The Ontario Superior Court of Justice held that Mr. Chevalier was constructively dismissed when he was laid off by Active Green + Ross on October 28, 2008. Accordingly, he was entitled to notice in the range of 18 to 24 months. However, the Court found that Mr. Chevalier failed to mitigate his damages when he refused to return to work.

Where the employer offers the employee a chance to mitigate damages by returning to work for him or her, the central issue is whether a reasonable person would accept the offer to return to work. However, the employee would not be obliged to mitigate by working in an atmosphere of hostility, embarrassment or humiliation.

Mr. Chevalier claimed that management had engaged in conduct intended to “make his life miserable” in order to cause him to leave his employment. The conduct alleged by Mr. Chevalier included unfair criticism of his work, treating him in a demeaning fashion and ignoring his contractual rights by requiring him to work in Toronto more the 50 kilometres from home.

The Court found that Mr. Chevalier appeared to be very bitter about his experience and as a result the significance of various incidents covered in his evidence became magnified and distorted in his mind over time.
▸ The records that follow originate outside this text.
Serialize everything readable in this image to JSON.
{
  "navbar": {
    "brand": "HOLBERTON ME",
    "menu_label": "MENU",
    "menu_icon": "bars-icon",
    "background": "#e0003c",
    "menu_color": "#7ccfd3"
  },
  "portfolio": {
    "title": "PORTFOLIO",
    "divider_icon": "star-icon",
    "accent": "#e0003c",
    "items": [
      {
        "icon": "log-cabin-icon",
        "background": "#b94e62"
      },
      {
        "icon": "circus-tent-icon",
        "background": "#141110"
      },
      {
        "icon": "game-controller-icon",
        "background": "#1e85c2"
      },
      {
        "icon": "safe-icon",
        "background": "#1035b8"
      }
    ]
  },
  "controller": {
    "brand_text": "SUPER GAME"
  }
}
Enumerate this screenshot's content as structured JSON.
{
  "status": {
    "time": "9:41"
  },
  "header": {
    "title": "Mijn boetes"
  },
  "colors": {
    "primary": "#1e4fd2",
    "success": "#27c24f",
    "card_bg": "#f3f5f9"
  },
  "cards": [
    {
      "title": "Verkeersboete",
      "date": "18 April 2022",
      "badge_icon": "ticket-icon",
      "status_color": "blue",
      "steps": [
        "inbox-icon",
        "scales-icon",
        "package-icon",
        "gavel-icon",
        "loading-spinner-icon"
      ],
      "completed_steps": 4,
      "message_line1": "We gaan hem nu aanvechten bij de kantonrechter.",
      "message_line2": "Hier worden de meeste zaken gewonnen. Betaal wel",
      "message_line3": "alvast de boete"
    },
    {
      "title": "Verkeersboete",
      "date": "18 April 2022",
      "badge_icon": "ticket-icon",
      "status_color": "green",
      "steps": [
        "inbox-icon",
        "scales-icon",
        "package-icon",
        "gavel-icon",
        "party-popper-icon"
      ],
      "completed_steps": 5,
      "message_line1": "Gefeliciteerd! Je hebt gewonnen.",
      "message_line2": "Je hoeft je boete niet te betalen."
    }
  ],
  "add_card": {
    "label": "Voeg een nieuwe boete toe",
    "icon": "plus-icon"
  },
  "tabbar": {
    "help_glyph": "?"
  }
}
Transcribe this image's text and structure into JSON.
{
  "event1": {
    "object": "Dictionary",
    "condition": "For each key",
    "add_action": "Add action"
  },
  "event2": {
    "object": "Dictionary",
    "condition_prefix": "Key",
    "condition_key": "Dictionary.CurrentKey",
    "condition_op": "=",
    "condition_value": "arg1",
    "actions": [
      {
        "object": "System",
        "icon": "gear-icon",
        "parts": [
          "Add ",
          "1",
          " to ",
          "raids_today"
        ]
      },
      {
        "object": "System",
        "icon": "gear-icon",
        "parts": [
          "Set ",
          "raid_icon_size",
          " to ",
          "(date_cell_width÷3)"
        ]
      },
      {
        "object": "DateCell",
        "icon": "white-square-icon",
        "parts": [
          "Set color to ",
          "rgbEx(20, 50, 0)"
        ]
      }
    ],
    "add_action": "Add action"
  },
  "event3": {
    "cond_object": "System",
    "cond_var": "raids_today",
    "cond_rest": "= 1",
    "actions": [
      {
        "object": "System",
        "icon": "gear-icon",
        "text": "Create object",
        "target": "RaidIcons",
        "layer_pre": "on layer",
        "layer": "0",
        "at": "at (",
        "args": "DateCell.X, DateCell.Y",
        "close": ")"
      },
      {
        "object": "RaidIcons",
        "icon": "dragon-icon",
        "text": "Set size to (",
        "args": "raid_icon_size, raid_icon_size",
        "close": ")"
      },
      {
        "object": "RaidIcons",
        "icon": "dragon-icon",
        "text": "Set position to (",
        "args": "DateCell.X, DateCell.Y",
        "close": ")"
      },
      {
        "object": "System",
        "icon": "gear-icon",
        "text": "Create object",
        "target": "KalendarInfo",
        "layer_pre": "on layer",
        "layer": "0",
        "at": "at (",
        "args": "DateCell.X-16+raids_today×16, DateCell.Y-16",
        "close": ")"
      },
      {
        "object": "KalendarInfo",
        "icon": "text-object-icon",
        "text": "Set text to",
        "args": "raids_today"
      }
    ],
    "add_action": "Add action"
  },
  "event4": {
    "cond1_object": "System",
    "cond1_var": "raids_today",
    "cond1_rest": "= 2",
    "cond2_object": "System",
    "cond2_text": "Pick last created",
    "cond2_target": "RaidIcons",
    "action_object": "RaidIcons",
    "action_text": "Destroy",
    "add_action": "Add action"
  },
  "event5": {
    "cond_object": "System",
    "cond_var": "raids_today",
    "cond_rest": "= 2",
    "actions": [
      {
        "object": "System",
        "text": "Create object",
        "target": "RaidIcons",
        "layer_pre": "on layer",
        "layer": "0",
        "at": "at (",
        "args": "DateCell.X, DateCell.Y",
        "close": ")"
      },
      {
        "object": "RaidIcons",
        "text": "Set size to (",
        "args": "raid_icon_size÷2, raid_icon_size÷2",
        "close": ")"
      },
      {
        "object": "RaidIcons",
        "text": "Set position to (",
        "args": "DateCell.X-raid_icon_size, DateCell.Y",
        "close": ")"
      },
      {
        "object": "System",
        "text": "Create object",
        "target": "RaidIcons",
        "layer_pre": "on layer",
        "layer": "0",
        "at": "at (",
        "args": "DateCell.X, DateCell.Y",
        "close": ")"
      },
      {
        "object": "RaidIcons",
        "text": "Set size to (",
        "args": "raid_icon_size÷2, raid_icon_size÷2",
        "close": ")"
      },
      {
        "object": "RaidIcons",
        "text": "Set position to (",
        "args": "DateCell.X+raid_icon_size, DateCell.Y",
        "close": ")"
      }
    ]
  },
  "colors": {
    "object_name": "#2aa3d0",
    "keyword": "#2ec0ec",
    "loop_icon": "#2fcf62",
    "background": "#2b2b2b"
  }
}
Mr. Chevalier was failing to meet performance goals and comply with company policies particularly on customer service. As a result, more senior managers frequently provided him training and assistance in order to improve. It was also clear from Mr. Chevalier’s employment agreement that he would be expected to travel as part of his job. Mr. Chevalier was reassigned because of the poor performance of his branch to another location where management hoped that Mr. Chevalier would be more effective. He would be working at a busier location with another manager who was considered to have been successful in carrying out the company’s operating procedures.

The Court held that the employer’s conduct was directed toward making Mr. Chevalier a more effective contributor as an employee of Active Green + Ross rather than making his life miserable so that he would leave the company. The Court concluded that a reasonable person would have returned to work and therefore Mr. Chevalier had acted unreasonably when he refused to return to work. As such, he had failed to mitigate his damages, and was thus not entitled to any damages.